Although vector technology in gaming lasted less than a decade, some of the designers from the industry’s Golden Era utilized this revolutionary display technology to create classics. Bright, crisp graphics gave vector games a distinctive look and their fast-moving game play mesmerized arcade-goers who lined up to drop quarters for titles such as Space Wars, Battlezone, and Tempest.
Vector games burst onto the arcade scene during a time of rapid innovation and creativity within the industry. In 1977, pioneering game designer Larry Rosenthal created Space Wars, an arcade game inspired by the first PDP-1 computer-based video game Spacewar! Rosenthal licensed both the game and his unique Vectorbeam monitor technology to Cinematronics, an arcade developer, and soon Space Wars electrified patrons in bars and bowling alleys with its distinctive monochromatic display. Cinematronics continued to design vector games, including Warrior (1979), Rip Off (1979), and Star Castle (1980).
Asteroids Screen Shot
Rival developer Atari recognized the potential of vector technology and joined the fray in 1979 with Lunar Lander, a vector arcade game. Between then and 1985, Atari developed numerous iconic vector games. The company’s Asteroids (1979) encountered only one problem: overflowing coin trays. The game instantly ascended to classic status. Atari’s design team continued their success with the first-person tank simulator Battlezone (1980) and the fast-moving, multi-color Tempest (1981). These early arcade hits remain popular today among the retro gaming crowd.

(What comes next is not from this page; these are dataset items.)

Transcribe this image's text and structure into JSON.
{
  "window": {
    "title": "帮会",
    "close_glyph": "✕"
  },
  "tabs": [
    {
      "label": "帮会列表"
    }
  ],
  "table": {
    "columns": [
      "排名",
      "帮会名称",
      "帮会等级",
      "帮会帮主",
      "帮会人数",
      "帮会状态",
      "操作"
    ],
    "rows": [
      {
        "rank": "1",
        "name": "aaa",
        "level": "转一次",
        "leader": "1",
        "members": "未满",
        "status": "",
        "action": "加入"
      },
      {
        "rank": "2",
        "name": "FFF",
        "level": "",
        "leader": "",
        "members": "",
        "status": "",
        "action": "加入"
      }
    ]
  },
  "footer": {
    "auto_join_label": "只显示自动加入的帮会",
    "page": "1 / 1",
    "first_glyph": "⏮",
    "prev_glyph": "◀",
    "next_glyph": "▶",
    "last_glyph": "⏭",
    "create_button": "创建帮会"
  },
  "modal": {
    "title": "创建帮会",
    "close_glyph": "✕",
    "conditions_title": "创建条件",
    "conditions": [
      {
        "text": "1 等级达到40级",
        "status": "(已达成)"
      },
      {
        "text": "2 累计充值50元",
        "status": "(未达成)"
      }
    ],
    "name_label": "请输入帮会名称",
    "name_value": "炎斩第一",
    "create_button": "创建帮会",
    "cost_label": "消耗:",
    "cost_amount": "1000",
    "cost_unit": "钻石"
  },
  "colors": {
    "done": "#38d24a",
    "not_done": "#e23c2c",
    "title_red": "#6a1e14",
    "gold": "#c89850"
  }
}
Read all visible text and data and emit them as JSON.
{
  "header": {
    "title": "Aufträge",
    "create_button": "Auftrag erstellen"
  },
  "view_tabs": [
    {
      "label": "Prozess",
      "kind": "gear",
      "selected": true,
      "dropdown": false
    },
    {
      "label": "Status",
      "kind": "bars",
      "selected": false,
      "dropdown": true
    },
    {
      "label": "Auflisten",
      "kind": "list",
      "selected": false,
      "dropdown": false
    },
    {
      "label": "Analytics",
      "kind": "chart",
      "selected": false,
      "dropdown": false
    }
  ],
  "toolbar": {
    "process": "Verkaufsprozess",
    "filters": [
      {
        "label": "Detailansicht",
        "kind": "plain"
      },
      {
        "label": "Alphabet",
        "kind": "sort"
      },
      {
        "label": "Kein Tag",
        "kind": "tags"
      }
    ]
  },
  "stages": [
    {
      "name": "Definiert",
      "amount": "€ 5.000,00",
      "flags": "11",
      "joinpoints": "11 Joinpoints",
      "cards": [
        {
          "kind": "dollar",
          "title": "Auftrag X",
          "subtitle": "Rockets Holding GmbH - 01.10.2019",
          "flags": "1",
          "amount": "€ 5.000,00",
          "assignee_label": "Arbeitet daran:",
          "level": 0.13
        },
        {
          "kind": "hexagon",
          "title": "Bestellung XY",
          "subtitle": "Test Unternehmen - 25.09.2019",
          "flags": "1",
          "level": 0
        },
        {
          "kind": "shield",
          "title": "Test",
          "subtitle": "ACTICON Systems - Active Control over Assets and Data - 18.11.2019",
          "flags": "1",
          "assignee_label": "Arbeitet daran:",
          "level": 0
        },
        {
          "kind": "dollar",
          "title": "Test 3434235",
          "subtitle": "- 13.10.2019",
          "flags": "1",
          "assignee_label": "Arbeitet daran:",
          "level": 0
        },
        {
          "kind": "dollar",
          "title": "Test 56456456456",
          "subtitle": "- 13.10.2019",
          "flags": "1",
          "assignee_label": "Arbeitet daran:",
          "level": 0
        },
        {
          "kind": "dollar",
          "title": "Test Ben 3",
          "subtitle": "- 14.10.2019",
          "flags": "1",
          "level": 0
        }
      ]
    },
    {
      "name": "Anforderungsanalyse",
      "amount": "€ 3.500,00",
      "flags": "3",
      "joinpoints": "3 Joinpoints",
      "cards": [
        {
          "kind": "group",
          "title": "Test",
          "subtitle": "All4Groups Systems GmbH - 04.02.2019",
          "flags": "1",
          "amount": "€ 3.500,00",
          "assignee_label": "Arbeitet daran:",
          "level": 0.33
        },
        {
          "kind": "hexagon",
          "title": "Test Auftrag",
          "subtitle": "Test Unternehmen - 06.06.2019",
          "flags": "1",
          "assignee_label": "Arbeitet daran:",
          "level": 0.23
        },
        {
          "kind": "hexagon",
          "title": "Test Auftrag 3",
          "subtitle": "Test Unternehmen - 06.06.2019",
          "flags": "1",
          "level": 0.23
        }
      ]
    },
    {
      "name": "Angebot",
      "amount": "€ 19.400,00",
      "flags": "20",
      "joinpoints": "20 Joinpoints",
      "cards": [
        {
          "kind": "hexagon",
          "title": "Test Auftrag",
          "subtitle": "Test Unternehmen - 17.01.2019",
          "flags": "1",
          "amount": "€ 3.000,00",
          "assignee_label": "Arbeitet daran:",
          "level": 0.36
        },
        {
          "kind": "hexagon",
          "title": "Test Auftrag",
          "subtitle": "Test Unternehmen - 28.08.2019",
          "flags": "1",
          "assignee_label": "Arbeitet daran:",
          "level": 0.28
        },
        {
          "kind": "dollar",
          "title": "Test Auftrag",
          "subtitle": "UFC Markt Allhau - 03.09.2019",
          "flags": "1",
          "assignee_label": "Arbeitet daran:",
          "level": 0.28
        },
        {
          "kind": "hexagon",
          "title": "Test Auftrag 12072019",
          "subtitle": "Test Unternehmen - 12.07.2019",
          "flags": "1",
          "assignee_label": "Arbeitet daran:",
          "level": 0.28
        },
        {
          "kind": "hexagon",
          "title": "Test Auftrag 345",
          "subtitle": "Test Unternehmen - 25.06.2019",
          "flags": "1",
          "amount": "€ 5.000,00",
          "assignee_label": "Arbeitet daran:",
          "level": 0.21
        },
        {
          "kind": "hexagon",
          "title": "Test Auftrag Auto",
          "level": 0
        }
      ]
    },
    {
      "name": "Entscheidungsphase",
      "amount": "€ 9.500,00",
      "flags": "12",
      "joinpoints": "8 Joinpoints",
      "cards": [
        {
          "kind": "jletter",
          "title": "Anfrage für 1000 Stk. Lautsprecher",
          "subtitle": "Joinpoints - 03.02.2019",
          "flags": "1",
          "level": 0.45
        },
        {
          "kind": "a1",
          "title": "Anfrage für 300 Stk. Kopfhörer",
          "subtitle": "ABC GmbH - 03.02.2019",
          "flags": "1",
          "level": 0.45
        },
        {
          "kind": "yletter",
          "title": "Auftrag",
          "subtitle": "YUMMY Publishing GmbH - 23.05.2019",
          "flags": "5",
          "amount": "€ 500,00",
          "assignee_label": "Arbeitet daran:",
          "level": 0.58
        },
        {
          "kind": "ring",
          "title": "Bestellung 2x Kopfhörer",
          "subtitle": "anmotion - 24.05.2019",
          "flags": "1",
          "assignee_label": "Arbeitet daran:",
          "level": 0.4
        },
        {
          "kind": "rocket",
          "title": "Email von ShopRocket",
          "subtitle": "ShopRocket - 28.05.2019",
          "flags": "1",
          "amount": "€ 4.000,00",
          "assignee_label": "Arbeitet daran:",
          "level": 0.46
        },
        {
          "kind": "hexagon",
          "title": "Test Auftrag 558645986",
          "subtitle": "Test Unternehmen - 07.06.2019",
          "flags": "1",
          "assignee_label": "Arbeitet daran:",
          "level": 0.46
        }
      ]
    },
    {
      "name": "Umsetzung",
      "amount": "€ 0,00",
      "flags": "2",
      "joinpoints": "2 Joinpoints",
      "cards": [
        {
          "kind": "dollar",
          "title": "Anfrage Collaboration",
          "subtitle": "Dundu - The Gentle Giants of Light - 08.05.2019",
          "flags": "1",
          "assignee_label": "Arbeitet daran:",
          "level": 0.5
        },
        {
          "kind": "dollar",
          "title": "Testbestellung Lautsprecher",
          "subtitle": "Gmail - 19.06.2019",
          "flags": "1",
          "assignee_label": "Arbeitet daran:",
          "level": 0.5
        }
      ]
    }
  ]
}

One of my favorite childhood vector games was Atari’s space-shooter Star Wars (1983). With its audio clips and music from the blockbuster movie of the same title, this quick and colorful game brought the film to life for me. I found the 3-D effect rendered by the vector-display, especially while battling TIE fighters and navigating the numerous obstacles in the Death Star’s trench, the games’ most compelling feature. I felt particularly lucky when I found an arcade with a cockpit-style cabinet. What a great game!
Star Wars Screen Shot
No discussion of vector games would be complete without mentioning Vectrex (1982), the only vector-graphics home videogame system. The product of Smith Engineering, founded by Jay Smith, Vectrex stands as a unique gaming machine that is neither a home console nor a handheld. Televisions of that day used raster graphics and simply could not produce the distinctive vector-display needed when paired with consoles such as Atari VCS or Mattel Intellivision. The solution? Create a system with a built-in vector monitor. The result? A masterpiece of a system.

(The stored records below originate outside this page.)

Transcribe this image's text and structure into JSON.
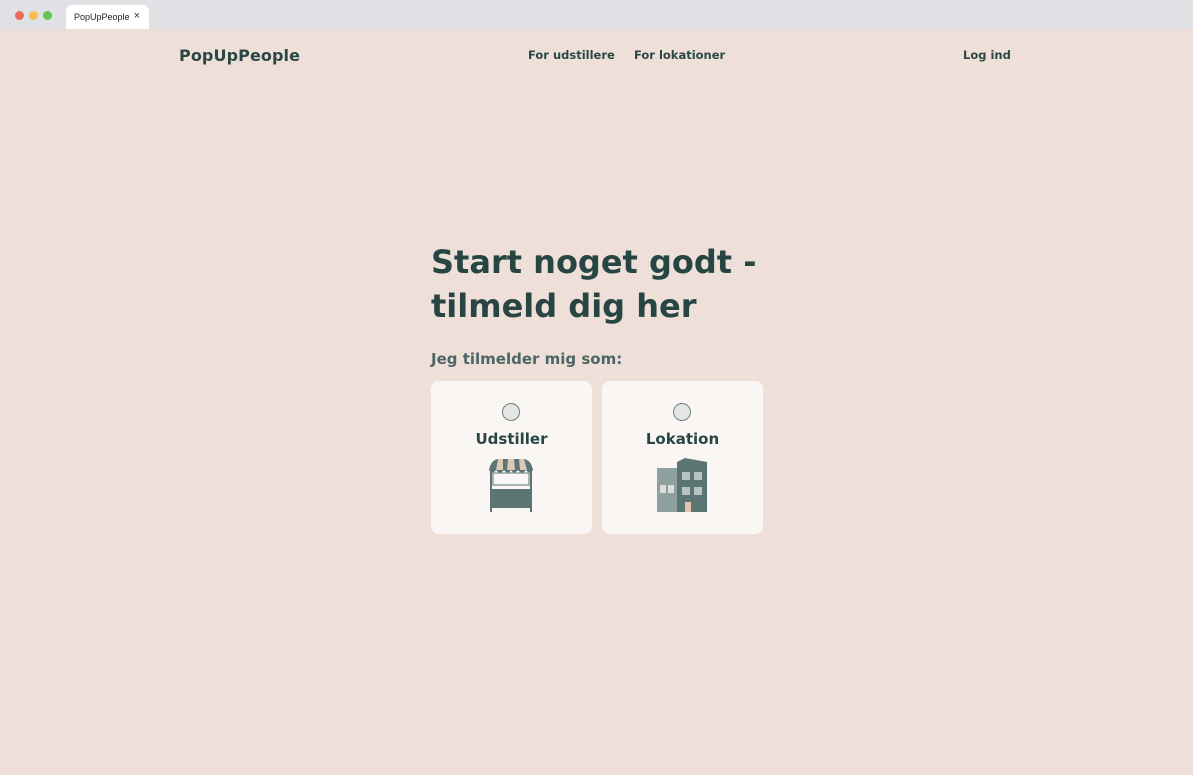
{
  "browser": {
    "tab_title": "PopUpPeople",
    "tab_close": "×"
  },
  "nav": {
    "logo": "PopUpPeople",
    "links": [
      "For udstillere",
      "For lokationer"
    ],
    "login": "Log ind"
  },
  "hero": {
    "headline": "Start noget godt - tilmeld dig her",
    "subline": "Jeg tilmelder mig som:"
  },
  "options": [
    {
      "label": "Udstiller",
      "icon": "market-stall-icon",
      "selected": false
    },
    {
      "label": "Lokation",
      "icon": "building-icon",
      "selected": false
    }
  ],
  "colors": {
    "background": "#eee0d9",
    "card": "#faf6f4",
    "text": "#274643",
    "icon_primary": "#5a7572",
    "icon_secondary": "#8fa19f"
  }
}
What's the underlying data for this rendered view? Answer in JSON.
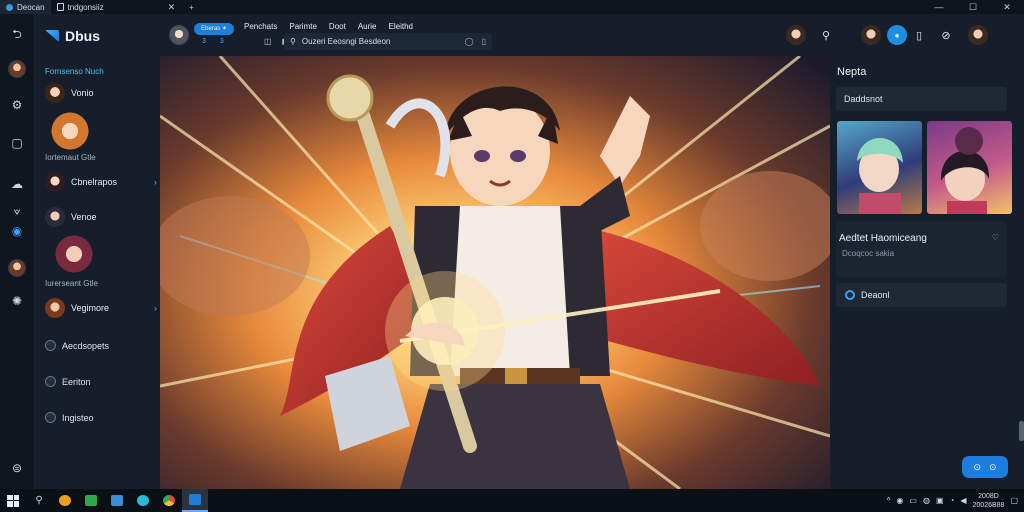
{
  "tabs": [
    {
      "label": "Deocan"
    },
    {
      "label": "tndgonsiiz"
    }
  ],
  "window_controls": {
    "minimize": "—",
    "maximize": "☐",
    "close": "✕"
  },
  "toolbar": {
    "pill": "Eberas ✶",
    "pill_sub": "3 3",
    "menu": [
      "Penchats",
      "Parimte",
      "Doot",
      "Aurie",
      "Eleithd"
    ],
    "icons": [
      "◫",
      "◩",
      "▭"
    ],
    "search_value": "Ouzeri Eeosngi Besdeon",
    "search_icon": "search-icon",
    "right_badge": "●"
  },
  "sidebar": {
    "brand": "Dbus",
    "section_title": "Fornsenso Nuch",
    "items": [
      {
        "label": "Vonio"
      },
      {
        "label": "Cbnelrapos"
      },
      {
        "label": "Venoe"
      },
      {
        "label": "Vegimore"
      }
    ],
    "sub_labels": [
      "Iortemaut Gtle",
      "Iurerseant Gtle"
    ],
    "radio_items": [
      "Aecdsopets",
      "Eeriton",
      "Ingisteo"
    ]
  },
  "right_panel": {
    "title": "Nepta",
    "field": "Daddsnot",
    "card_title": "Aedtet Haomiceang",
    "card_sub": "Dcoqcoc sakia",
    "button": "Deaonl",
    "chip_icons": [
      "⊙",
      "⊙"
    ]
  },
  "taskbar": {
    "icons": [
      "search-icon",
      "browser-icon",
      "app-green",
      "app-blue",
      "app-cyan",
      "chrome-icon",
      "active-app-icon"
    ],
    "tray_icons": [
      "^",
      "◉",
      "▭",
      "◍",
      "▣",
      "◔",
      "◀"
    ],
    "clock_line1": "2008D",
    "clock_line2": "20026B88"
  },
  "colors": {
    "accent": "#1f7fd8",
    "panel": "#151e2a",
    "background": "#111a26"
  }
}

Vectrex is cartridge-based and came with a built-in Asteroids-style game, Mine Storm, and provided a one-of-a-kind gaming experience. Like Atari arcade vector titles, Vectrex continues to enjoy immense popularity in the retro community. In fact, one of the most common questions asked by visitors to the ICHEG Lab is, “Do you have a Vectrex?” ICHEG owns an extraordinary collection of vector games, from arcade classics Warrior and Quantum to numerous Vectrex units and the system’s 3-D Imager. And I always tell guests that playing Asteroids on an emulator can’t compare to playing it on the original glowing vector monitor.

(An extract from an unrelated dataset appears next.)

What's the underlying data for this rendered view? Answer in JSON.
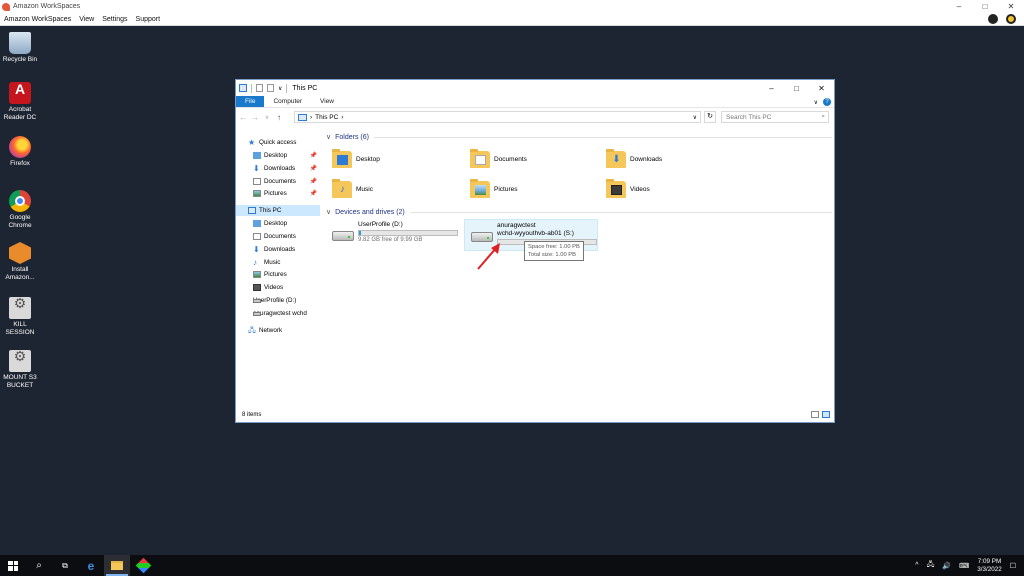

As the graphics on raster games improved, developers found vector technology less appealing. Cinematronics moved beyond vector and broke new ground once again with the 1983 release of Dragon’s Lair, the first laserdisc-based arcade game. Nevertheless, vector games, although short-lived, changed the look and feel of the gaming landscape. Compared to their pixeled contemporaries, vector games provided a unique gaming experience and an esthetic that evokes powerful memories to this day.